Transfer of Data Outside the EU
If your personal data is transferred to countries outside the European Economic Area (“EEA”), such transfers will take place in compliance with applicable laws, including the adoption of Standard Contractual Clauses approved by the European Commission, the selection of subjects adhering to international data transfer frameworks, or transfers to countries deemed adequate by the European Commission.
Further information is available upon request from the Data Controller.
Data Retention
Your personal data will be retained only for the time necessary to fulfill the purposes for which it was collected, in accordance with the principle of data minimization and storage limitation set out in Article 5.1.c) and e) of the Regulation.
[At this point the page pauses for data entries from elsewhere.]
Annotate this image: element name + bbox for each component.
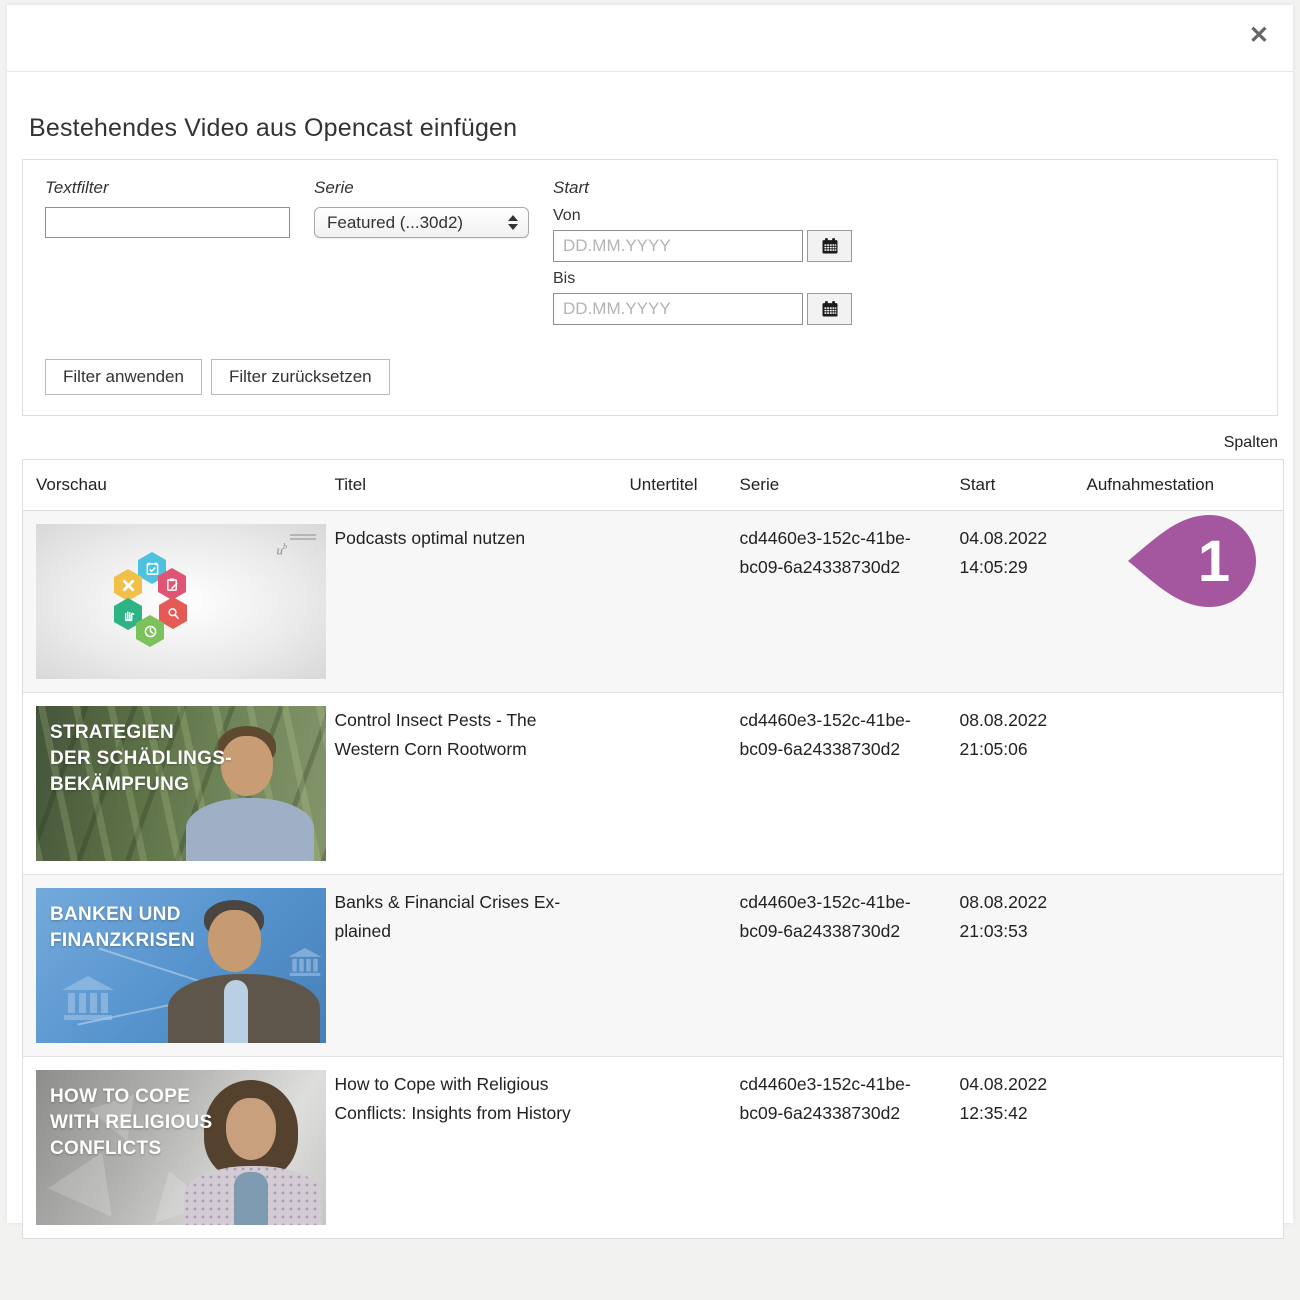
video-start-date: 08.08.2022 xyxy=(960,710,1048,730)
video-start-time: 12:35:42 xyxy=(960,1103,1028,1123)
video-title: Banks & Financial Crises Ex­plained xyxy=(335,888,590,946)
start-bis-input[interactable] xyxy=(553,293,803,325)
calendar-check-icon xyxy=(145,561,160,576)
video-serie: cd4460e3-152c-41be-bc09-6a24338730d2 xyxy=(740,524,925,582)
dialog-body: Bestehendes Video aus Opencast einfügen … xyxy=(7,72,1293,1239)
dialog-header: ✕ xyxy=(7,5,1293,72)
serie-group: Serie Featured (...30d2) xyxy=(314,178,529,333)
video-table: Vorschau Titel Untertitel Serie Start Au… xyxy=(22,459,1284,1239)
video-serie: cd4460e3-152c-41be-bc09-6a24338730d2 xyxy=(740,1070,925,1128)
header-serie[interactable]: Serie xyxy=(740,460,960,511)
columns-bar: Spalten xyxy=(22,434,1278,452)
header-aufnahmestation[interactable]: Aufnahmestation xyxy=(1087,460,1284,511)
hand-icon xyxy=(121,607,136,622)
table-header-row: Vorschau Titel Untertitel Serie Start Au… xyxy=(23,460,1284,511)
university-logo: ub xyxy=(277,532,317,564)
serie-label: Serie xyxy=(314,178,529,198)
page-title: Bestehendes Video aus Opencast einfügen xyxy=(29,114,1278,143)
bank-icon xyxy=(288,948,322,976)
columns-button[interactable]: Spalten xyxy=(1224,434,1278,451)
video-title: How to Cope with Religious Conflicts: In… xyxy=(335,1070,590,1128)
bis-calendar-button[interactable] xyxy=(807,293,852,325)
video-start-date: 04.08.2022 xyxy=(960,528,1048,548)
hexagon-x xyxy=(114,569,142,601)
start-von-input[interactable] xyxy=(553,230,803,262)
header-vorschau[interactable]: Vorschau xyxy=(23,460,335,511)
von-label: Von xyxy=(553,207,852,225)
thumbnail-caption: BANKEN UND FINANZKRISEN xyxy=(50,902,195,954)
annotation-marker-1: 1 xyxy=(1126,512,1258,610)
von-calendar-button[interactable] xyxy=(807,230,852,262)
header-titel[interactable]: Titel xyxy=(335,460,630,511)
thumbnail-caption: STRATEGIEN DER SCHÄDLINGS- BEKÄMPFUNG xyxy=(50,720,232,798)
clock-icon xyxy=(143,624,158,639)
select-arrows-icon xyxy=(508,215,518,230)
textfilter-input[interactable] xyxy=(45,207,290,238)
video-title: Control Insect Pests - The Western Corn … xyxy=(335,706,590,764)
opencast-dialog: ✕ Bestehendes Video aus Opencast einfüge… xyxy=(7,5,1293,1223)
x-icon xyxy=(121,578,136,593)
video-thumbnail-banks[interactable]: BANKEN UND FINANZKRISEN xyxy=(36,888,326,1043)
filter-panel: Textfilter Serie Featured (...30d2) Star… xyxy=(22,159,1278,416)
calendar-icon xyxy=(820,236,840,256)
close-icon[interactable]: ✕ xyxy=(1249,24,1269,48)
video-start-date: 08.08.2022 xyxy=(960,892,1048,912)
marker-number: 1 xyxy=(1198,529,1230,594)
header-start[interactable]: Start xyxy=(960,460,1087,511)
apply-filter-button[interactable]: Filter anwenden xyxy=(45,359,202,395)
video-title: Podcasts optimal nutzen xyxy=(335,524,590,553)
magnifier-icon xyxy=(166,606,181,621)
header-untertitel[interactable]: Untertitel xyxy=(630,460,740,511)
video-thumbnail-corn[interactable]: STRATEGIEN DER SCHÄDLINGS- BEKÄMPFUNG xyxy=(36,706,326,861)
calendar-icon xyxy=(820,299,840,319)
table-row[interactable]: ub xyxy=(23,511,1284,693)
video-thumbnail-hexagons[interactable]: ub xyxy=(36,524,326,679)
bis-label: Bis xyxy=(553,270,852,288)
video-serie: cd4460e3-152c-41be-bc09-6a24338730d2 xyxy=(740,888,925,946)
video-thumbnail-conflicts[interactable]: HOW TO COPE WITH RELIGIOUS CONFLICTS xyxy=(36,1070,326,1225)
table-row[interactable]: BANKEN UND FINANZKRISEN Banks & Financia… xyxy=(23,875,1284,1057)
video-start-date: 04.08.2022 xyxy=(960,1074,1048,1094)
video-start-time: 21:03:53 xyxy=(960,921,1028,941)
textfilter-label: Textfilter xyxy=(45,178,290,198)
start-label: Start xyxy=(553,178,852,198)
serie-select[interactable]: Featured (...30d2) xyxy=(314,207,529,238)
video-start-time: 14:05:29 xyxy=(960,557,1028,577)
bank-icon xyxy=(62,976,114,1020)
video-serie: cd4460e3-152c-41be-bc09-6a24338730d2 xyxy=(740,706,925,764)
marker-teardrop-shape xyxy=(1128,515,1256,607)
clipboard-pencil-icon xyxy=(165,577,180,592)
reset-filter-button[interactable]: Filter zurücksetzen xyxy=(211,359,390,395)
video-start-time: 21:05:06 xyxy=(960,739,1028,759)
serie-select-value: Featured (...30d2) xyxy=(327,213,463,233)
thumbnail-caption: HOW TO COPE WITH RELIGIOUS CONFLICTS xyxy=(50,1084,213,1162)
table-row[interactable]: STRATEGIEN DER SCHÄDLINGS- BEKÄMPFUNG Co… xyxy=(23,693,1284,875)
table-row[interactable]: HOW TO COPE WITH RELIGIOUS CONFLICTS How… xyxy=(23,1057,1284,1239)
textfilter-group: Textfilter xyxy=(45,178,290,333)
start-group: Start Von xyxy=(553,178,852,333)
Any further retention required by applicable laws is reserved. At the end of the retention period, personal data will be deleted in a manner that ensures it cannot be reconstructed or read. More information is available from the Data Controller.
Data Processing Methods
The processing of personal data takes place using manual, computerized and telematic tools with logic strictly related to the above purposes and in a manner that ensures the security and confidentiality of the data, in accordance with legal requirements.
Your Privacy Rights
You have the right to ask the Data Controller, at any time, for access to your personal data, the correction or cancellation of the same or to oppose their processing, you have the right to request the limitation of processing in the cases provided for by art. 18 of the Regulation, to revoke the consent given pursuant to art. 7 of the GDPR at any time; to obtain in a structured format, commonly used and readable by automatic device, the data concerning you, in the cases provided for by art. 20 of the Regulation; as well as to lodge a complaint with the competent supervisory authority (Guarantor for the Protection of Personal Data) pursuant to art. 77 of the Regulation, if you believe that the processing of your data is contrary to the legislation in force. You may submit a request to oppose the processing of your data pursuant to Article 21 of the GDPR in which you give evidence of the reasons that justify the opposition: the Data Controller reserves the right to evaluate your request, which would not be accepted in case of existence of binding legitimate reasons to proceed with the processing that prevail over your interests, rights and freedoms. All requests must be submitted in writing to the Data Controller at the contact details above.